Question: if in Powell v. State of Georgia, 1998, the decision overturned the state’s sodomy law, and in 2003, sodomy laws were overturned nationwide (Lawrence v. Texas), why does the 2016 Official Code of Georgia still have a sodomy law ( )?

The law remains on the books, but is unenforceable. It took South Carolina until 1998 and Alabama until 2000 to amend their states’ constitutions to remove language prohibiting miscegenation, despite the Supreme Court decision in Loving v Virginia 1967. Georgia, Texas, Louisiana, and probably a few others still have laws on the books that criminalize sodomy, despite the Supreme Court decision striking down such laws in Lawrence v Texas 2003. This is a common practice in conservative states where the legislature and executives wish to demonstrate their defiance of Supreme Court decisions that strike down their bigoted and hateful laws… Read more »

@R M:
I second what CR says.
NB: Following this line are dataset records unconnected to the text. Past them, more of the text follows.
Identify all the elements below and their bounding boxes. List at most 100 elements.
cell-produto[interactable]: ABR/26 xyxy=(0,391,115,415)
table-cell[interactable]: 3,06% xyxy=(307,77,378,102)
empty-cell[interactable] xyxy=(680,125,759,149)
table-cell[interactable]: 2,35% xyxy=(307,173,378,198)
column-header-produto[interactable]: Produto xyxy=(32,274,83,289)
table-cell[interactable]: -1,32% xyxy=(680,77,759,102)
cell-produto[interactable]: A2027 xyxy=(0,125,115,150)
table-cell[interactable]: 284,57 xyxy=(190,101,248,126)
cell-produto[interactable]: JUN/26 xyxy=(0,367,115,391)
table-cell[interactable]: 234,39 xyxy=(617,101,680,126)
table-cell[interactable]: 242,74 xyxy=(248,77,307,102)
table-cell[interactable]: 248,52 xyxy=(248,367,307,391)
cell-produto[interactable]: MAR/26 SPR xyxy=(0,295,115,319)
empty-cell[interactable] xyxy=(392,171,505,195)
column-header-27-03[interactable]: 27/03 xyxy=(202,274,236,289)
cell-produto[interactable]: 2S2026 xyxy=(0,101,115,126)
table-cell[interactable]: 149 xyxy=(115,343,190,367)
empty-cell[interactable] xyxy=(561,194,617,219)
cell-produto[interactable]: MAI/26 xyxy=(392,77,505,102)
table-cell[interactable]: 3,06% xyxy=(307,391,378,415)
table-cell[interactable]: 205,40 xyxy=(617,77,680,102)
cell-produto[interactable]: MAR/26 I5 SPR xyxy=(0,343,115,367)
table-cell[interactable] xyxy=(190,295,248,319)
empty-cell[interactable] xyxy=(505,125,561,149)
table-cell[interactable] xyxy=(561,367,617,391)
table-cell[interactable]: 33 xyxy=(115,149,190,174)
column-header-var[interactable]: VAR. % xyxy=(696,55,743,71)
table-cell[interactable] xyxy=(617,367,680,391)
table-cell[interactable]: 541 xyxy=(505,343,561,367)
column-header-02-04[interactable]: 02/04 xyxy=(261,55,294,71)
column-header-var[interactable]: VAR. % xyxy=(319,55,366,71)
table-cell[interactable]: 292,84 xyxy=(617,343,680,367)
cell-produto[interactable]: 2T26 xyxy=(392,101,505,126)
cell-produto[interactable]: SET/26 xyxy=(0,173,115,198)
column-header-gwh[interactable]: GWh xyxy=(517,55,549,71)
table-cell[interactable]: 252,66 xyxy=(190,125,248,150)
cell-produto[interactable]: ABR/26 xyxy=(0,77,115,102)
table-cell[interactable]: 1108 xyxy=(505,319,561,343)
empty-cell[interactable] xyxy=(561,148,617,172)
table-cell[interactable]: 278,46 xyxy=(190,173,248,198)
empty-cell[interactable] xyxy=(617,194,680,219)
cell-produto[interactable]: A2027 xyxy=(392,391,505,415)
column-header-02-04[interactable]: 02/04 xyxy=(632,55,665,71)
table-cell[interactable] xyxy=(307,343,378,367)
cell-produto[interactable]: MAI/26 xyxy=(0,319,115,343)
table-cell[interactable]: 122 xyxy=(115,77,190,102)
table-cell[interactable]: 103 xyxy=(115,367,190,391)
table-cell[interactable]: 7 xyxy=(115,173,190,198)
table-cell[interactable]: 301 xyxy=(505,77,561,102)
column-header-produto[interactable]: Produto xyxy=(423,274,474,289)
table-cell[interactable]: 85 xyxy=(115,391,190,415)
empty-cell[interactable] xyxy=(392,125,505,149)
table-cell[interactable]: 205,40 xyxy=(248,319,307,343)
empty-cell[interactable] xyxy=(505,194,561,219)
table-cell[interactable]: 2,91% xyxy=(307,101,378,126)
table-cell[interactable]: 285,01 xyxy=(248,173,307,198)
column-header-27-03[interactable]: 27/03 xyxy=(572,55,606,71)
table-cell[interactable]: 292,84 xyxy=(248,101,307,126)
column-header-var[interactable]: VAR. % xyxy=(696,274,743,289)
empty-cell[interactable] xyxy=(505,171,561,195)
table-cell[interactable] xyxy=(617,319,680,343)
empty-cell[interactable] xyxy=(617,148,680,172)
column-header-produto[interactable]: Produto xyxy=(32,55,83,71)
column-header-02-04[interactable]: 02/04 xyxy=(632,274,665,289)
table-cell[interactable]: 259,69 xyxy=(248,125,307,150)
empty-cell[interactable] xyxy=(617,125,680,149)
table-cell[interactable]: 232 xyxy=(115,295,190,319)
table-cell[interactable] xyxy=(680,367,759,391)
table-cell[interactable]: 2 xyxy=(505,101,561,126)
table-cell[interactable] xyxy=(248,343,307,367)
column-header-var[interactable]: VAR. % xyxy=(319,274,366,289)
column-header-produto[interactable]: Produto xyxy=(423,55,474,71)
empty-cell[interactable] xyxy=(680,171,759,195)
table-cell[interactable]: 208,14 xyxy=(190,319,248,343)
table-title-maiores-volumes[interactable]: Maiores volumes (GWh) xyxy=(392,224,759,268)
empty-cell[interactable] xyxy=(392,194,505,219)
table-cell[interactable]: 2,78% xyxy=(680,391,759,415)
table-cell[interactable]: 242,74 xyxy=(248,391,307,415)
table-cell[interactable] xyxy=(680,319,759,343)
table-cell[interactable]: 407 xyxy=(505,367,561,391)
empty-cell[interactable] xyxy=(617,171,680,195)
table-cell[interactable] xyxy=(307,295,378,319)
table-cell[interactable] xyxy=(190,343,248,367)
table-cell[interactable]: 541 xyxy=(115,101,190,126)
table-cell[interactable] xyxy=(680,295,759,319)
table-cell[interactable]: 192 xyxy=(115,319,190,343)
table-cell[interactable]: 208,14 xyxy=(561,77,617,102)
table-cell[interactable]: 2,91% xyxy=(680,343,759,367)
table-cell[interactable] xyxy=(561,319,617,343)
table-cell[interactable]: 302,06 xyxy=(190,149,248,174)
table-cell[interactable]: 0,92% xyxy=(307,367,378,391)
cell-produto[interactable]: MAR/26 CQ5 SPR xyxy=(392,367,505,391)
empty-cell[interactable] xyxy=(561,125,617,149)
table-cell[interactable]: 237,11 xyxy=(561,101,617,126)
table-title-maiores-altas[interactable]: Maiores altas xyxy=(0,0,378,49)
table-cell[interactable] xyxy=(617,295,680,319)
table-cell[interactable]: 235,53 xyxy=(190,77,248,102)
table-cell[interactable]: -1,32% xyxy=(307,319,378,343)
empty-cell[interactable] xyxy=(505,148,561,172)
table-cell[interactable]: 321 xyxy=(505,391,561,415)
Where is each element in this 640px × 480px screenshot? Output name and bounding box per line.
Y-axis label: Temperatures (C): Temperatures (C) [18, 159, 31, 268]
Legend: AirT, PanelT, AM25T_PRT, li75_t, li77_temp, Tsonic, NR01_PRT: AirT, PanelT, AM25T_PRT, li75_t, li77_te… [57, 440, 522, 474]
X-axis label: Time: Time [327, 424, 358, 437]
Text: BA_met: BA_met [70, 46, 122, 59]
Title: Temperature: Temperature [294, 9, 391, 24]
I also think the legislators 1) are too lazy to spend time cleaning up the books of old/unconstitutional laws; 2) are afraid to repeal it and have it become a campaign issue; 3) like to leave things on the books so someone less-informed complies without being legally required to do so.

That State statute or City ordinance staring you in the face is much stronger than some court ruling you may not know about or recall. It’s no different than the Halloween and residency laws ACSOL keeps having to sue over.